Era un hombre que había aprendido lo mejor de la facultad, y por eso le hicieron firmar un contrato de tiempo indefinido para trabajar en el hospital. ¿Qué más podía pedir? Para ser un joven todavía, tenía la dicha de tener un trabajo digno, que le permitía darse gustos que muchos de sus contemporáneos envidiaban.
Al principio eso le resultó satisfactorio; después todo cambió. La tarea de cuidar enfermos, tratar sus dolencias y muchas veces verlos morir no fue para nada agradable. Buscaba la manera de salvarlos, y se dio cuenta de que la muerte le ganaba la batalla. Eso, en un corto recorrido, devastó su sensibilidad. Se acostumbró a sentir ese aire gélido y mortecino que solo llega cuando un espíritu deja el cuerpo y él, allí, sin poder hacer nada más que declararse vencido. Se dejó entrever que el único mundo que lo hacía feliz era el suyo; él inventó una forma alterna de distracción, un método para que nadie lo abandonara.
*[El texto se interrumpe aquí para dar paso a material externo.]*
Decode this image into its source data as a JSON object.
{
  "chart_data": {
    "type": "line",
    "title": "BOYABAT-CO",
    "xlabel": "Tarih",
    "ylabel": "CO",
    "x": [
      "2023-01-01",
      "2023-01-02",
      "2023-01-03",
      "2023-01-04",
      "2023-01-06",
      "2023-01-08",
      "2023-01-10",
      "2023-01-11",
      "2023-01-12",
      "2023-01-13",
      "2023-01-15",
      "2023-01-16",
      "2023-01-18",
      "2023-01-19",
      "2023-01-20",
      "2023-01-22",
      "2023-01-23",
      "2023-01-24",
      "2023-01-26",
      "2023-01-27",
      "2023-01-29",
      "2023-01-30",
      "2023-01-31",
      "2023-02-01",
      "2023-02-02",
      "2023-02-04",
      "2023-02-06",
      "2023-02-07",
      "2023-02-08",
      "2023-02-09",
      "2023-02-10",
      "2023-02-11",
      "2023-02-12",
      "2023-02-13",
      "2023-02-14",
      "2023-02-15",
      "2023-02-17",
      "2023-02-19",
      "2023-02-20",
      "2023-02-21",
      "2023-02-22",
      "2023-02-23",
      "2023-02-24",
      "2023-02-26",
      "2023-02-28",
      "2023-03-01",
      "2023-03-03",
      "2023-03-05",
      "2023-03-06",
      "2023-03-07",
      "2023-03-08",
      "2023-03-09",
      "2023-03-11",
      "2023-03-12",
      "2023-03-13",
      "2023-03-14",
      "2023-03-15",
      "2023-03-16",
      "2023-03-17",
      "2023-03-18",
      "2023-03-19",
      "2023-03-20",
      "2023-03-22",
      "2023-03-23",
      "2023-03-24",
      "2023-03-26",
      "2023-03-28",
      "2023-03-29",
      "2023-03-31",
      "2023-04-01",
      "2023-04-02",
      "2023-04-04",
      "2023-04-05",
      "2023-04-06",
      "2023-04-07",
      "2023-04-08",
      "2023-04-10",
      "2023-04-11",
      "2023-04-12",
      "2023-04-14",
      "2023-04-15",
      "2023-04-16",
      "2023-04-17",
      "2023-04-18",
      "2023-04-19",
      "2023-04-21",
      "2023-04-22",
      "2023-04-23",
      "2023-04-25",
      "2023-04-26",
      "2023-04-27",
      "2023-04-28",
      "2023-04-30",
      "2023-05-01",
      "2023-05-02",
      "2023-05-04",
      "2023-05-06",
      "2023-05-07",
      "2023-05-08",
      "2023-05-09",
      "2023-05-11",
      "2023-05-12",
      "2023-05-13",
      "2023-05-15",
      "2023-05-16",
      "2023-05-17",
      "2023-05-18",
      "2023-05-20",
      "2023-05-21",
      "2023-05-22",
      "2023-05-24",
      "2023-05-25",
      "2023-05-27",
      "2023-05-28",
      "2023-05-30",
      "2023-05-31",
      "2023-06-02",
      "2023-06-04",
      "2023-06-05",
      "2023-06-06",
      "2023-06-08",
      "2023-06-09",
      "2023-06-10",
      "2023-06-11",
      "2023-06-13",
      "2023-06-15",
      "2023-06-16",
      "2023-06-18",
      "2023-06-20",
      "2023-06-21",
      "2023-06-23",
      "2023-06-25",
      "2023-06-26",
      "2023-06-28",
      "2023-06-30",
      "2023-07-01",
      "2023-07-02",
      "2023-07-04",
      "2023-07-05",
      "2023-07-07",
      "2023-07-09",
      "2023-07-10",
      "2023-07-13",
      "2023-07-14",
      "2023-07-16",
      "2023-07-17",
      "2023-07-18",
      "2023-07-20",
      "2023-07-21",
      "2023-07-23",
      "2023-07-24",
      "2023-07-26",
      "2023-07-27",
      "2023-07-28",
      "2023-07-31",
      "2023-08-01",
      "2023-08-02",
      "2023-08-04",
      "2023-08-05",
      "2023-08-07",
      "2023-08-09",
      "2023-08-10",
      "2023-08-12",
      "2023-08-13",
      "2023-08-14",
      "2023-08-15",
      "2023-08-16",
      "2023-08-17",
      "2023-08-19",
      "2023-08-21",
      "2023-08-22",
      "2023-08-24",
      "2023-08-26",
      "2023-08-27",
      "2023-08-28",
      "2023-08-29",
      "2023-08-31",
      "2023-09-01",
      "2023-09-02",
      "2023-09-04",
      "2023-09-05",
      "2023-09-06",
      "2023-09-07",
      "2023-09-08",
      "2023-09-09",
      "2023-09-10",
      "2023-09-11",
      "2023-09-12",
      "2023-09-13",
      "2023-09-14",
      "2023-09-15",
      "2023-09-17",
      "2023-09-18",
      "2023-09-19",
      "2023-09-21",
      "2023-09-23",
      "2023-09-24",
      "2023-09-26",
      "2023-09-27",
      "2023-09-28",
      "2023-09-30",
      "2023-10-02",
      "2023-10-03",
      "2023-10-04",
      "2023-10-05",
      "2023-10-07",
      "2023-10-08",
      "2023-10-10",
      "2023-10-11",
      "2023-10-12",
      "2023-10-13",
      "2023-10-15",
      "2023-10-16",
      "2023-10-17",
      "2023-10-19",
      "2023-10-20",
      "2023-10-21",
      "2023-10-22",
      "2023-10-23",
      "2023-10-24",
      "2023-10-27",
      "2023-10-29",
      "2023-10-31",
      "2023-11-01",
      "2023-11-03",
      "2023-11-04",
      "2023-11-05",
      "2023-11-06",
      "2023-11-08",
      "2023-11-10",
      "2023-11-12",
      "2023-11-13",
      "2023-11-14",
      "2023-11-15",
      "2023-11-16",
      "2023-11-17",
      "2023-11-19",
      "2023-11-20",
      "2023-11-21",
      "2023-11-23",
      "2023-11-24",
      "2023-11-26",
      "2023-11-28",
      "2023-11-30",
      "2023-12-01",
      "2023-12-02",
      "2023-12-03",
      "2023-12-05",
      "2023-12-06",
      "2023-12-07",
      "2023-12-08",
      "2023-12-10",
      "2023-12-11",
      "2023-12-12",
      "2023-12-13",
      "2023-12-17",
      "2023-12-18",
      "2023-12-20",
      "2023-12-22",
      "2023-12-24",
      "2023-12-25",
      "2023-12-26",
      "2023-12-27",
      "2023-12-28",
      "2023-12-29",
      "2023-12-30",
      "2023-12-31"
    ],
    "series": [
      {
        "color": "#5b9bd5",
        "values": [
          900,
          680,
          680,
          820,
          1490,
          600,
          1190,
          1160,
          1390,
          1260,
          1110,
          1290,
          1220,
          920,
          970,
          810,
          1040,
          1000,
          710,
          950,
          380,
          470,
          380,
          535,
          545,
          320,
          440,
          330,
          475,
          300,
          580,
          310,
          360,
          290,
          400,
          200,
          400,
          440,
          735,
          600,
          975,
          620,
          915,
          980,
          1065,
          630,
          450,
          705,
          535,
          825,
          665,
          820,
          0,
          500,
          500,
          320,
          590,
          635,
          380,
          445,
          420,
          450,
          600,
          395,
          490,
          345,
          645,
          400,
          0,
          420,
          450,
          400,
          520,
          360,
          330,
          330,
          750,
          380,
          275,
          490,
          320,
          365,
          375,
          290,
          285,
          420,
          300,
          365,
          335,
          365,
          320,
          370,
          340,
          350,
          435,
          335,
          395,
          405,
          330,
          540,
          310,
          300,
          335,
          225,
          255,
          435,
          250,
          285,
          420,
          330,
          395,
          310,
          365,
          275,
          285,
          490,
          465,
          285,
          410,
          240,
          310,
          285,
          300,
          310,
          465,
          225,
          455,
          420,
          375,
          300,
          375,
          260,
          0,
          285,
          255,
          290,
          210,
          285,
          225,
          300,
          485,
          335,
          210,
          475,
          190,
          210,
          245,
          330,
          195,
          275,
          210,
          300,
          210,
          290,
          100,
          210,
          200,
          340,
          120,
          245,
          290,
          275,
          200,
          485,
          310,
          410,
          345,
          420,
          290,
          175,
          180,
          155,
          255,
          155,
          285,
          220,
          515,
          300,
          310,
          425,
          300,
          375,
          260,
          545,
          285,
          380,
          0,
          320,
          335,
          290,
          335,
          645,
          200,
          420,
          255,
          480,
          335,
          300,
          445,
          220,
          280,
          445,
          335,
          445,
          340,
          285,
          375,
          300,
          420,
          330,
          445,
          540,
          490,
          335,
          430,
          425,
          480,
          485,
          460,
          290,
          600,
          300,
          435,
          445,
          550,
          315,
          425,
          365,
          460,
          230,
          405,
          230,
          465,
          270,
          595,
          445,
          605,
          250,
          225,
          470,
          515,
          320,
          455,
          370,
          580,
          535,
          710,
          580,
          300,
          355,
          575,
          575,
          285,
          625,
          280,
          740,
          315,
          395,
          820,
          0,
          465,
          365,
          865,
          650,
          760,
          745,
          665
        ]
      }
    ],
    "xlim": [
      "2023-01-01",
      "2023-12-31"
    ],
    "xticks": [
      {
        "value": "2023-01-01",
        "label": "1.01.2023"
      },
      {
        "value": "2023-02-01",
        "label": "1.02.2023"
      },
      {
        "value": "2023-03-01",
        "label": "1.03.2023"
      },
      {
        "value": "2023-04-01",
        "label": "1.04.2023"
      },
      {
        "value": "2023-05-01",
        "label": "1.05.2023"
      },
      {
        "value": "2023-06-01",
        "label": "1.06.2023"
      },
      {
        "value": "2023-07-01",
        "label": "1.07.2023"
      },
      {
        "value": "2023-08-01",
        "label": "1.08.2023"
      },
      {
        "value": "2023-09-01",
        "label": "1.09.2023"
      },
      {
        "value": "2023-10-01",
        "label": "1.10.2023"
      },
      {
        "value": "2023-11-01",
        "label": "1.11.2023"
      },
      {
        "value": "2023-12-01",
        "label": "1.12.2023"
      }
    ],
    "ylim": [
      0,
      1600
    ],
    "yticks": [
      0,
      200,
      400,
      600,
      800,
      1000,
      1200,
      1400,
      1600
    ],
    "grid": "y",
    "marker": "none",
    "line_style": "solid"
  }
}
—No te preocupes, Augusto. Ya la gastritis ha dejado de molestarme desde hace tiempo. Tienes que relajarte un poco, hijo mío. La profesión que elegiste te está acabando. Lo veo. Tienes unas ojeras del tamaño del mundo… Hay situaciones que solo los padres podemos notar. No veo que salgas con tus amigos y te diviertas. Eso es lo que mata, lo que gasta el espíritu. Mucho trabajo, ¿y para qué? No creas que el dinero es algo indispensable; eso no es así. Te aconsejé que siguieras el camino de la medicina porque creí que era necesario; los tiempos se han puesto más difíciles de lo que creemos. Un médico puede salvar vidas, si aquello está en sus manos. Ya has hecho demasiado. ¿Me oyes? Siempre actúas como si no te importáramos. Eso no puede ser posible. Tienes que enfocarte, hacer algo que quite esa tensión que te produce el trabajo.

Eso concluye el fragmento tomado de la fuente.